As some others have stated in their comments, Nagios is not detecting the servers are unavailable while they are rebooting because they are taking very little time to do it.

To check whether a server has been rebooted, you can write your own plugin. You just have to save the server's uptime in a temporary file and check the current uptime vs the old one. If the current uptime is lower than the saved one, then the plugin will return a critical status.

You can also use the check-uptime plugin (https://exchange.nagios.org/directory/Plugins/System-Metrics/Uptime/check-uptime/details) which would return a critical status when the uptime is less than, for example, 5 minutes. That way, you will receive a notification when the server's uptime goes below 5 minutes, which means it has been rebooted.

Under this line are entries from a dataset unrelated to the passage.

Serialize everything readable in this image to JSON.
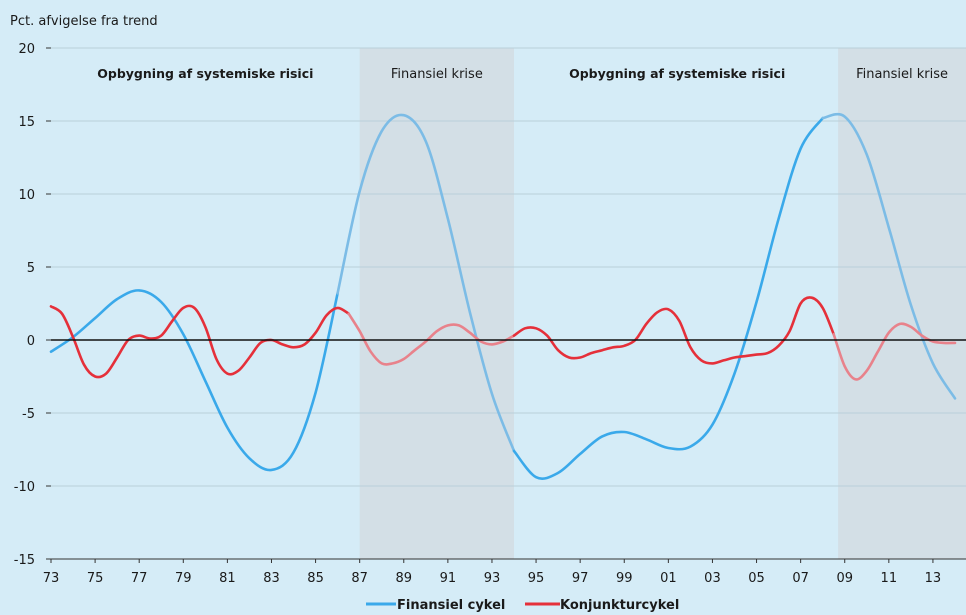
{
  "chart_data": {
    "type": "line",
    "ylabel": "Pct. afvigelse fra trend",
    "ylim": [
      -15,
      20
    ],
    "yticks": [
      -15,
      -10,
      -5,
      0,
      5,
      10,
      15,
      20
    ],
    "xlim": [
      1973,
      2014.5
    ],
    "xticks": [
      {
        "x": 1973,
        "label": "73"
      },
      {
        "x": 1975,
        "label": "75"
      },
      {
        "x": 1977,
        "label": "77"
      },
      {
        "x": 1979,
        "label": "79"
      },
      {
        "x": 1981,
        "label": "81"
      },
      {
        "x": 1983,
        "label": "83"
      },
      {
        "x": 1985,
        "label": "85"
      },
      {
        "x": 1987,
        "label": "87"
      },
      {
        "x": 1989,
        "label": "89"
      },
      {
        "x": 1991,
        "label": "91"
      },
      {
        "x": 1993,
        "label": "93"
      },
      {
        "x": 1995,
        "label": "95"
      },
      {
        "x": 1997,
        "label": "97"
      },
      {
        "x": 1999,
        "label": "99"
      },
      {
        "x": 2001,
        "label": "01"
      },
      {
        "x": 2003,
        "label": "03"
      },
      {
        "x": 2005,
        "label": "05"
      },
      {
        "x": 2007,
        "label": "07"
      },
      {
        "x": 2009,
        "label": "09"
      },
      {
        "x": 2011,
        "label": "11"
      },
      {
        "x": 2013,
        "label": "13"
      }
    ],
    "shaded_periods": [
      {
        "label": "Finansiel krise",
        "x_start": 1987.0,
        "x_end": 1994.0,
        "color": "#d3dfe6"
      },
      {
        "label": "Finansiel krise",
        "x_start": 2008.7,
        "x_end": 2014.5,
        "color": "#d3dfe6"
      }
    ],
    "period_labels": [
      {
        "text": "Opbygning af systemiske risici",
        "x": 1980.0,
        "bold": true
      },
      {
        "text": "Finansiel krise",
        "x": 1990.5,
        "bold": false
      },
      {
        "text": "Opbygning af systemiske risici",
        "x": 2001.4,
        "bold": true
      },
      {
        "text": "Finansiel krise",
        "x": 2011.6,
        "bold": false
      }
    ],
    "series": [
      {
        "name": "Finansiel cykel",
        "color": "#3aa9ea",
        "faded_color": "#7cbce6",
        "points": [
          [
            1973.0,
            -0.8
          ],
          [
            1974.0,
            0.2
          ],
          [
            1975.0,
            1.5
          ],
          [
            1976.0,
            2.8
          ],
          [
            1977.0,
            3.4
          ],
          [
            1978.0,
            2.6
          ],
          [
            1979.0,
            0.4
          ],
          [
            1980.0,
            -2.8
          ],
          [
            1981.0,
            -6.0
          ],
          [
            1982.0,
            -8.1
          ],
          [
            1983.0,
            -8.9
          ],
          [
            1984.0,
            -7.7
          ],
          [
            1985.0,
            -3.6
          ],
          [
            1986.0,
            3.2
          ],
          [
            1987.0,
            10.2
          ],
          [
            1988.0,
            14.3
          ],
          [
            1989.0,
            15.4
          ],
          [
            1990.0,
            13.6
          ],
          [
            1991.0,
            8.3
          ],
          [
            1992.0,
            1.9
          ],
          [
            1993.0,
            -3.7
          ],
          [
            1994.0,
            -7.6
          ],
          [
            1995.0,
            -9.4
          ],
          [
            1996.0,
            -9.1
          ],
          [
            1997.0,
            -7.8
          ],
          [
            1998.0,
            -6.6
          ],
          [
            1999.0,
            -6.3
          ],
          [
            2000.0,
            -6.8
          ],
          [
            2001.0,
            -7.4
          ],
          [
            2002.0,
            -7.3
          ],
          [
            2003.0,
            -5.8
          ],
          [
            2004.0,
            -2.3
          ],
          [
            2005.0,
            2.6
          ],
          [
            2006.0,
            8.3
          ],
          [
            2007.0,
            13.1
          ],
          [
            2008.0,
            15.2
          ],
          [
            2009.0,
            15.3
          ],
          [
            2010.0,
            12.7
          ],
          [
            2011.0,
            7.7
          ],
          [
            2012.0,
            2.4
          ],
          [
            2013.0,
            -1.6
          ],
          [
            2014.0,
            -4.0
          ]
        ]
      },
      {
        "name": "Konjunkturcykel",
        "color": "#e5303a",
        "faded_color": "#e8828b",
        "points": [
          [
            1973.0,
            2.3
          ],
          [
            1973.5,
            1.8
          ],
          [
            1974.0,
            0.2
          ],
          [
            1974.5,
            -1.7
          ],
          [
            1975.0,
            -2.5
          ],
          [
            1975.5,
            -2.3
          ],
          [
            1976.0,
            -1.2
          ],
          [
            1976.5,
            0.0
          ],
          [
            1977.0,
            0.3
          ],
          [
            1977.5,
            0.1
          ],
          [
            1978.0,
            0.3
          ],
          [
            1978.5,
            1.3
          ],
          [
            1979.0,
            2.2
          ],
          [
            1979.5,
            2.2
          ],
          [
            1980.0,
            0.9
          ],
          [
            1980.5,
            -1.3
          ],
          [
            1981.0,
            -2.3
          ],
          [
            1981.5,
            -2.1
          ],
          [
            1982.0,
            -1.2
          ],
          [
            1982.5,
            -0.2
          ],
          [
            1983.0,
            0.0
          ],
          [
            1983.5,
            -0.3
          ],
          [
            1984.0,
            -0.5
          ],
          [
            1984.5,
            -0.3
          ],
          [
            1985.0,
            0.5
          ],
          [
            1985.5,
            1.7
          ],
          [
            1986.0,
            2.2
          ],
          [
            1986.5,
            1.8
          ],
          [
            1987.0,
            0.6
          ],
          [
            1987.5,
            -0.8
          ],
          [
            1988.0,
            -1.6
          ],
          [
            1988.5,
            -1.6
          ],
          [
            1989.0,
            -1.3
          ],
          [
            1989.5,
            -0.7
          ],
          [
            1990.0,
            -0.1
          ],
          [
            1990.5,
            0.6
          ],
          [
            1991.0,
            1.0
          ],
          [
            1991.5,
            1.0
          ],
          [
            1992.0,
            0.5
          ],
          [
            1992.5,
            -0.1
          ],
          [
            1993.0,
            -0.3
          ],
          [
            1993.5,
            -0.1
          ],
          [
            1994.0,
            0.3
          ],
          [
            1994.5,
            0.8
          ],
          [
            1995.0,
            0.8
          ],
          [
            1995.5,
            0.3
          ],
          [
            1996.0,
            -0.7
          ],
          [
            1996.5,
            -1.2
          ],
          [
            1997.0,
            -1.2
          ],
          [
            1997.5,
            -0.9
          ],
          [
            1998.0,
            -0.7
          ],
          [
            1998.5,
            -0.5
          ],
          [
            1999.0,
            -0.4
          ],
          [
            1999.5,
            0.0
          ],
          [
            2000.0,
            1.1
          ],
          [
            2000.5,
            1.9
          ],
          [
            2001.0,
            2.1
          ],
          [
            2001.5,
            1.3
          ],
          [
            2002.0,
            -0.5
          ],
          [
            2002.5,
            -1.4
          ],
          [
            2003.0,
            -1.6
          ],
          [
            2003.5,
            -1.4
          ],
          [
            2004.0,
            -1.2
          ],
          [
            2004.5,
            -1.1
          ],
          [
            2005.0,
            -1.0
          ],
          [
            2005.5,
            -0.9
          ],
          [
            2006.0,
            -0.4
          ],
          [
            2006.5,
            0.6
          ],
          [
            2007.0,
            2.5
          ],
          [
            2007.5,
            2.9
          ],
          [
            2008.0,
            2.2
          ],
          [
            2008.5,
            0.4
          ],
          [
            2009.0,
            -1.8
          ],
          [
            2009.5,
            -2.7
          ],
          [
            2010.0,
            -2.1
          ],
          [
            2010.5,
            -0.8
          ],
          [
            2011.0,
            0.5
          ],
          [
            2011.5,
            1.1
          ],
          [
            2012.0,
            0.9
          ],
          [
            2012.5,
            0.3
          ],
          [
            2013.0,
            -0.1
          ],
          [
            2013.5,
            -0.2
          ],
          [
            2014.0,
            -0.2
          ]
        ]
      }
    ]
  },
  "legend": [
    {
      "label": "Finansiel cykel",
      "color": "#3aa9ea"
    },
    {
      "label": "Konjunkturcykel",
      "color": "#e5303a"
    }
  ]
}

Use this script instead if you need to check for uptime in seconds:

#!/bin/bash
CRIT_VALUE=$1
if [[ "$CRIT_VALUE" == "" ]]
then
  # if any parameter is missing it will print it out and exit.
        echo "No argument supplied or argument missing."
        echo "Usage: ./uptime.sh <critical value in seconds>"
        echo "Example: ./uptime.sh 300"
        exit 1
else
  since=$(date -d "$(uptime -s)" +%s)
  now=$(date +%s)
  seconds_uptime=$(( now - since ))
  if [[ "$seconds_uptime" -le "$CRIT_VALUE" ]]; then
    echo "CRITICAL! System rebooted $(( seconds_uptime / 60 )) minutes ago."
    exit 2
  fi
  echo "OK. Up since $(date -d "$(uptime -s)")"
  exit  0
fi